I guess technically it's passed the reference to the string right, so if I say a = "stringA" there is a reference to "stringA" and that is assigned to a if I then say a = "stringAA" there is another reference created for "stringAA" and assigned to a, while "stringA" is sitting around somewhere waiting to be garbage collected in a few milliseconds - that's way complicated to think about and not sure if I haven't messed it up.

Easier to just say pass by value and forget about it. OR make all your variables consts and then it don't matter.


No, thats not correct. Value and reference assignment behave the same way for = (well, reference is hiding the fact that it’s not the literal string/object but a reference to it, a number is just the number).

Where it matters is in passing arguments to a function call. If you pass 42, it’s not mutable so incrementing, or doing anything, will not modify the original variable you passed-in. For a reference, using = will assign a new value (not change the original) but modifying the referenced object like, say a.b = 5 WILL change the original object.

It’s not really “pass by reference” that a C/C++ developer would understand but it seems to be the term that has stuck.


>= (well, reference is hiding the fact that it’s not the literal string/object but a reference to it, a number is just the number).

>For a reference, using = will assign a new value (not change the original)

what I wrote was regarding only strings, so I'm not understanding - it seems you are saying the same thing I said?

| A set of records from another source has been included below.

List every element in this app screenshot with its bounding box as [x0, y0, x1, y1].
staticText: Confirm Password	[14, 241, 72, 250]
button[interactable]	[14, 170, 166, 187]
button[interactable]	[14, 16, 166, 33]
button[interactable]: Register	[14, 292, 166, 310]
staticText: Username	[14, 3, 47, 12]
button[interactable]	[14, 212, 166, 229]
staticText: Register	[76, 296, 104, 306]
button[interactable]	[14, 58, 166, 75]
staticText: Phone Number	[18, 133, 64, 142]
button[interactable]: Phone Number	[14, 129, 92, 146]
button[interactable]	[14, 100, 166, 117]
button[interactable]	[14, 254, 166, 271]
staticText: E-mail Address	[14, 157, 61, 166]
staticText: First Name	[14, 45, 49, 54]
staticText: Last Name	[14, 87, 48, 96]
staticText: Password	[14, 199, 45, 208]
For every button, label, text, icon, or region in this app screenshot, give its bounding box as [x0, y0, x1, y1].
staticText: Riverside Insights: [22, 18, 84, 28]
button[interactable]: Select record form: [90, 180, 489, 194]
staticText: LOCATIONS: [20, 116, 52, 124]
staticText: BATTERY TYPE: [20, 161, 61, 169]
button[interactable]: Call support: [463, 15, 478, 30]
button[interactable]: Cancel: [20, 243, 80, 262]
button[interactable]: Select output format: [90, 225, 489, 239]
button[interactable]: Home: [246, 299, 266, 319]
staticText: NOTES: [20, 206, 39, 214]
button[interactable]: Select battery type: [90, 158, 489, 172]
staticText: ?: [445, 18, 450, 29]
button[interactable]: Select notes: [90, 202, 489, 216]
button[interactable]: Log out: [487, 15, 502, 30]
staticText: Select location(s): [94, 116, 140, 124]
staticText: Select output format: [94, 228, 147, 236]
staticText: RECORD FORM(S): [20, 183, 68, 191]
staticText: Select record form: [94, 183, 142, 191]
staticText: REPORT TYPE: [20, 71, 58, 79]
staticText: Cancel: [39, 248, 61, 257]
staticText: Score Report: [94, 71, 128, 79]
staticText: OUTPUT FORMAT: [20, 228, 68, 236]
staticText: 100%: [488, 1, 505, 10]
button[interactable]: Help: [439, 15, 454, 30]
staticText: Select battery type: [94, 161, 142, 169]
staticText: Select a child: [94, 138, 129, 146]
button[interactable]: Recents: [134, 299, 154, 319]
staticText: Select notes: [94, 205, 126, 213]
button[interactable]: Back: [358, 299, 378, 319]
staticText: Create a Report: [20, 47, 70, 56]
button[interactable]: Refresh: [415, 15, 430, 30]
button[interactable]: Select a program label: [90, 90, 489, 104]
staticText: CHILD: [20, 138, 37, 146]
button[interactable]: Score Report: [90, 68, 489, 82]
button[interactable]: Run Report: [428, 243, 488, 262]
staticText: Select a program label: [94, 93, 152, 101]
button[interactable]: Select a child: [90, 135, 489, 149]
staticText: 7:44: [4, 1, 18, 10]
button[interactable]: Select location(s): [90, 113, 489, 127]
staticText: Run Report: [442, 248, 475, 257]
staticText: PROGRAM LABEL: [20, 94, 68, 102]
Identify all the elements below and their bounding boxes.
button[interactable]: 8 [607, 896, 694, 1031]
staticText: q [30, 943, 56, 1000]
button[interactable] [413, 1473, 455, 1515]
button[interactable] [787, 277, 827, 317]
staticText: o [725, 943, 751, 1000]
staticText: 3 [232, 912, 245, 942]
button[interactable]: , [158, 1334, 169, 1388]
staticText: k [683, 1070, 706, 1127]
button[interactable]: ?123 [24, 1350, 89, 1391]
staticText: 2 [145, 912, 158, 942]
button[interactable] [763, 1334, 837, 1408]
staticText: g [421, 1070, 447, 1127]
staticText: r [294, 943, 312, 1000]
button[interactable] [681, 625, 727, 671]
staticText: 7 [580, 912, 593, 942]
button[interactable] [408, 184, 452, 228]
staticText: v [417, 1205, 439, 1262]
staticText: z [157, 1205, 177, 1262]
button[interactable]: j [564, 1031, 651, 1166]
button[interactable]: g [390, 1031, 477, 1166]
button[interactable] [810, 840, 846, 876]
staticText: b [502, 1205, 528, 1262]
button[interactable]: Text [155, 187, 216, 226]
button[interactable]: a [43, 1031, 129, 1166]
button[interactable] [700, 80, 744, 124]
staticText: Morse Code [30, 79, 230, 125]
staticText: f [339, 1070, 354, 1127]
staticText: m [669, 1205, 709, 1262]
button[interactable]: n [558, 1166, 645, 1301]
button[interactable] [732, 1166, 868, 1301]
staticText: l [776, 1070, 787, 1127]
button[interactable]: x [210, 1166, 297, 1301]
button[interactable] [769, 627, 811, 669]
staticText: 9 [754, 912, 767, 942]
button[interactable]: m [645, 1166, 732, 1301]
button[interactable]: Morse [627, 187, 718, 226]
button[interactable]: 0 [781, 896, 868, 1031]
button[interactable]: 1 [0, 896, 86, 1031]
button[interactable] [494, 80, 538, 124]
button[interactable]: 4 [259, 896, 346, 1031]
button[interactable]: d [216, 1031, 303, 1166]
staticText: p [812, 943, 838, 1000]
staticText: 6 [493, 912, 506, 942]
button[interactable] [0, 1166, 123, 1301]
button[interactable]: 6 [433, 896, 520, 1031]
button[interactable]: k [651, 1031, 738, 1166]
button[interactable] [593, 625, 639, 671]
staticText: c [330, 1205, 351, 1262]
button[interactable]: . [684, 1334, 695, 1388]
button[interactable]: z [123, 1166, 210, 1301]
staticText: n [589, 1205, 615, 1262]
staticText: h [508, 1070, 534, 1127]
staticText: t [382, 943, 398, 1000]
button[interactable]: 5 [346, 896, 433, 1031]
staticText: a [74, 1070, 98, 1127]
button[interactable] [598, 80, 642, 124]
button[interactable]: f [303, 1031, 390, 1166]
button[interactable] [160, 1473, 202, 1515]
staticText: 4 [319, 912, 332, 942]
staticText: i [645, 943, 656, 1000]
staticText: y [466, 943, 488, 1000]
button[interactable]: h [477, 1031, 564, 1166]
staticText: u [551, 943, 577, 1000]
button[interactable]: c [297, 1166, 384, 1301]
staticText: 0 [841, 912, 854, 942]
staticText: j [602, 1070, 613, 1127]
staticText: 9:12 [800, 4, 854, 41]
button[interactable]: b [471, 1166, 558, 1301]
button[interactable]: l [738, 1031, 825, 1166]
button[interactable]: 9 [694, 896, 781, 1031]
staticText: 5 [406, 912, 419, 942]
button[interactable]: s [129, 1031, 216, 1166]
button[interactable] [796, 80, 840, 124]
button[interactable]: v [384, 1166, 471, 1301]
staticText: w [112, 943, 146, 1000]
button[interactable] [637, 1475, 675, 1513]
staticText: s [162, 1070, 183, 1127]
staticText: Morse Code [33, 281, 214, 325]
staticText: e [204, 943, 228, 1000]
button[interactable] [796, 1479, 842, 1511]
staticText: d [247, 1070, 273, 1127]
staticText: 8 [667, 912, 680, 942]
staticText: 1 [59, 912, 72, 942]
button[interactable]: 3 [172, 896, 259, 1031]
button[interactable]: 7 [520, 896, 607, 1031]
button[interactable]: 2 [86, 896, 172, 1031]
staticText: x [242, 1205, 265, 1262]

But maybe I'm wrong about how the actual strings are stored.


Sorry to get a bit nerdy here, but in JS, neither pass by value nor pass by reference make sense as it’s not defined by the spec and much less followed by the implementations. Strings can be pointers to buffers or ropes, numbers can be values (NaN-boxed or otherwise) or pointers depending on a number of conditions, it all depends. However, from what’s observable in the language, all variables are pass by value. There’s no way to pass anything at all by reference, primitive or not, i.e. you can modify a field of an object you were passed but you can’t change the object.


Hashtable of all strings made in program.

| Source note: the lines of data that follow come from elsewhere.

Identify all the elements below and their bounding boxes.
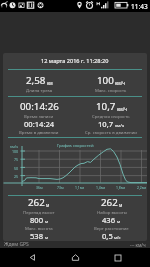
staticText: 800 [30,215,44,225]
button[interactable]: Back [21,248,43,267]
staticText: 10,7 [96,100,116,113]
staticText: 75 [14,157,19,162]
button[interactable]: 2,58 [3,70,75,96]
staticText: 262 [28,196,45,209]
staticText: 10,7 [98,119,114,129]
staticText: 2,2км [137,185,147,190]
staticText: Верт расстояние [94,225,129,231]
staticText: 11:43 [131,2,148,11]
staticText: Перепад высот [23,209,55,215]
staticText: Время записи [24,113,54,119]
staticText: м [117,219,121,224]
staticText: 1,8км [116,185,126,190]
staticText: км/ч [115,80,125,86]
button[interactable]: Home [64,248,86,267]
staticText: Ср. скорость в движении [85,129,137,135]
staticText: м [46,202,50,208]
staticText: 25 [14,174,19,179]
staticText: 436 [102,215,116,225]
staticText: км [47,80,53,86]
staticText: График скоростей [57,143,94,149]
staticText: Набор высоты [97,209,127,215]
staticText: Средняя скорость [92,113,130,119]
staticText: м/с [114,235,121,240]
staticText: Макс. высота [25,225,53,231]
staticText: м [45,219,49,224]
button[interactable]: 262 [3,196,75,241]
staticText: м [119,202,123,208]
staticText: 00:14:26 [20,100,59,113]
staticText: Макс. скорость [95,87,127,93]
staticText: 100 [12,149,19,154]
button[interactable]: 262 [75,196,147,241]
staticText: 538 [30,231,44,241]
staticText: км/ч [10,144,19,149]
staticText: 1,4км [96,185,106,190]
button[interactable]: 00:14:26 [3,97,75,137]
staticText: км/ч [115,123,125,128]
staticText: 1,1км [75,185,85,190]
staticText: Длина трека [26,87,53,93]
staticText: 73м [57,185,64,190]
staticText: м [45,235,49,240]
button[interactable]: 100 [75,70,147,96]
staticText: 00:14:24 [24,119,55,129]
staticText: --- км/ч [130,242,146,248]
staticText: км/ч [117,106,127,112]
staticText: Время в движении [19,129,59,135]
button[interactable]: 10,7 [75,97,147,137]
staticText: 50 [14,166,19,171]
staticText: 12 марта 2016 г. 11:28:20 [41,57,109,65]
staticText: 100 [97,74,114,87]
button[interactable]: Recent apps [107,248,129,267]
staticText: 262 [101,196,118,209]
staticText: 0,5 [102,231,113,241]
staticText: 2,58 [26,74,46,87]
staticText: Ждем GPS [4,241,29,248]
staticText: 36м [36,185,43,190]
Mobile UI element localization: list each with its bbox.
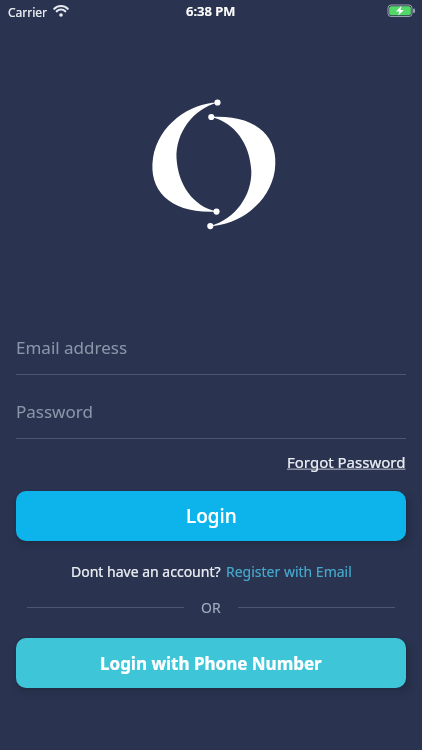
button[interactable]: Login — [16, 491, 406, 541]
staticText: 6:38 PM — [186, 2, 236, 20]
button[interactable]: Register with Email — [226, 562, 352, 581]
staticText: Login with Phone Number — [100, 652, 322, 675]
button[interactable]: Forgot Password — [287, 452, 406, 472]
staticText: Forgot Password — [287, 452, 406, 472]
staticText: Register with Email — [226, 562, 352, 581]
staticText: Login — [186, 503, 237, 529]
staticText: Carrier — [8, 4, 48, 20]
button[interactable]: Email address — [16, 328, 406, 366]
staticText: Dont have an account? — [71, 562, 221, 581]
staticText: OR — [201, 598, 221, 617]
button[interactable]: Password — [16, 392, 406, 430]
staticText: Email address — [16, 336, 128, 359]
staticText: Password — [16, 400, 93, 423]
button[interactable]: Login with Phone Number — [16, 638, 406, 688]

So the naming is super confusing in these cases and the best way to get out of it is say "the references are passed by value", but... technically he was right. In JS everything's passed by value. It doesn't matter that those values are references. Pass by ref would mean that "function foo(a) {a='123'}; b=''; foo(b)" would change the value of `b`.

Every popular language which allows pass-by-reference makes those places very explicit (like ref in c++ and c#)


>but... technically he was right. In JS everything's passed by value. It doesn't matter that those values are references.

yes, technically I know this but even so he was technically not right because he still said there was pass by reference and pass by value in JavaScript, it's just that the description he had of what happens in pass by value is what is normally described as "pass by reference" and the description he had of what happens in pass by reference is what is normally described as "pass by value".

I think we can agree that given that he used both terms and mixed up their meanings that he was not "technically right"

on edit: meaning if he had said "we pass everything by value in JS but some values are references, what happens then?" he would be right, but when he said we pass objects by value and primitives by reference - what do these two terms mean and then he accepted the description of what happens in an object when passing the reference as being correct but insisted that was called pass by value, and he accepted that the description of what happened with a variable when it has a string assigned and then that variable is assigned to another variable and then the first variable is changed was correct including the ability to change the value of variable A and not have the value of variable B changed thereby but insisted that this process is called pass by reference, I intuited through this conversation that he was unfortunately not "technically correct"


Should've been more clear, it was only a response to the objects passed by value part as correct. Yeah, he was obviously confused by other parts.